Functional Oligomerization of the EphA2 Receptor Tyrosine Kinase

Abstract

Eph receptor tyrosine kinases constitute the largest family of receptor tyrosine kinases (RTKs). Aberration of Eph/ephrin system leads to many pathologies, most notably in cancer. EphA2 is notorious for overexpression in a variety of human malignancies, in which the loss of ligand is often observed. Although the activation of EphA2 RTK is known to suppress the signaling of oncogenic kinases, such as Ras and Akt, the unliganded EphA2 receptor becomes a target for oncogenic kinases including Akt, ERK and PKA that phosphorylates EphA2 on serine 897 (S897). Remarkably the latter event turns EphA2 from a tumor suppressor into an oncogenic protein that drives tumor cell migration.

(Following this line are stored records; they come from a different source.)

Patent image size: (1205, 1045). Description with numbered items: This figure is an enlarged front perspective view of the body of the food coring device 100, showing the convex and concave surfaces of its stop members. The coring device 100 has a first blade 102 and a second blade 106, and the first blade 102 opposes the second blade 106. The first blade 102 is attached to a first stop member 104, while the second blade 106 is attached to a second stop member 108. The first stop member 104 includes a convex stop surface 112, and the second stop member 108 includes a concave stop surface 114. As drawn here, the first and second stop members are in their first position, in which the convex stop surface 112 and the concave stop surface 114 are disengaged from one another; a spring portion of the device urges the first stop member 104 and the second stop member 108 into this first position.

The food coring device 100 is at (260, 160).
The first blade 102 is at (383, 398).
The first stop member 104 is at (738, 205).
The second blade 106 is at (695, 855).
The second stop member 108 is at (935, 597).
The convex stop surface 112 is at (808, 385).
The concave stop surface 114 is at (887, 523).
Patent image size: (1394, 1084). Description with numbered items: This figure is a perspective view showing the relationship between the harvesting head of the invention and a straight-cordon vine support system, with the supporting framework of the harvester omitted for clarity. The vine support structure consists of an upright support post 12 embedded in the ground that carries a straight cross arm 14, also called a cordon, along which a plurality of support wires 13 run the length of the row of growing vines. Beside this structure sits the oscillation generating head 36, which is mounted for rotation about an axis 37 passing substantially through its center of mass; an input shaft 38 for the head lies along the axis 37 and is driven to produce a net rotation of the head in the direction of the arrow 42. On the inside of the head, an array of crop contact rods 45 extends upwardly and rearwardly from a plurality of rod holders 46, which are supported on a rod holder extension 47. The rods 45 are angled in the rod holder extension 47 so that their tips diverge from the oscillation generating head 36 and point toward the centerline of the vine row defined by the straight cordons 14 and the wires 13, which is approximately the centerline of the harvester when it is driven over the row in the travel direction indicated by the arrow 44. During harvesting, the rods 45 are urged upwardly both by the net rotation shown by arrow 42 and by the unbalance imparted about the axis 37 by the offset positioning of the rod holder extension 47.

We set out to understand the structural and cellular basis underlying the ligand-dependent tumor suppressive and ligand-independent pro-oncogenic functions of EphA2. We used a time-resolved fluorescence spectroscopy (PIE-FCCS) to study the assemblies of EphA2 in live cell membranes. The results show that EphA2 undergo multimerization prior to ligand binding, and polymerize upon ligand stimulation. We identified three sets of interfaces in the ecto-domain that drive the ligand-independent multimerization and ligand-induced polymerization of EphA2. These three sets of interfaces can be divided into two types of contact. The first one is symmetric contact driven by LBD-LBD and Sushi-Sushi interfaces. The second one is asymmetric contact via LBD interacting with FN2 domain on the neighboring molecule. Further studies reveal that the symmetric contact mediates the oligomerization and activation of kinases upon ligand stimulation, while the asymmetric contact keeps kinases separated facilitating the pro-migratory ligand-independent signaling via phosphorylation of S897. These results add a paradigm to the general framework of RTKs, and also suggest that the loss of ligands in many tumor tissues favors the asymmetric contact in the assemblies of overexpressed EphA2, promoting the ligand-independent oncogenic signaling.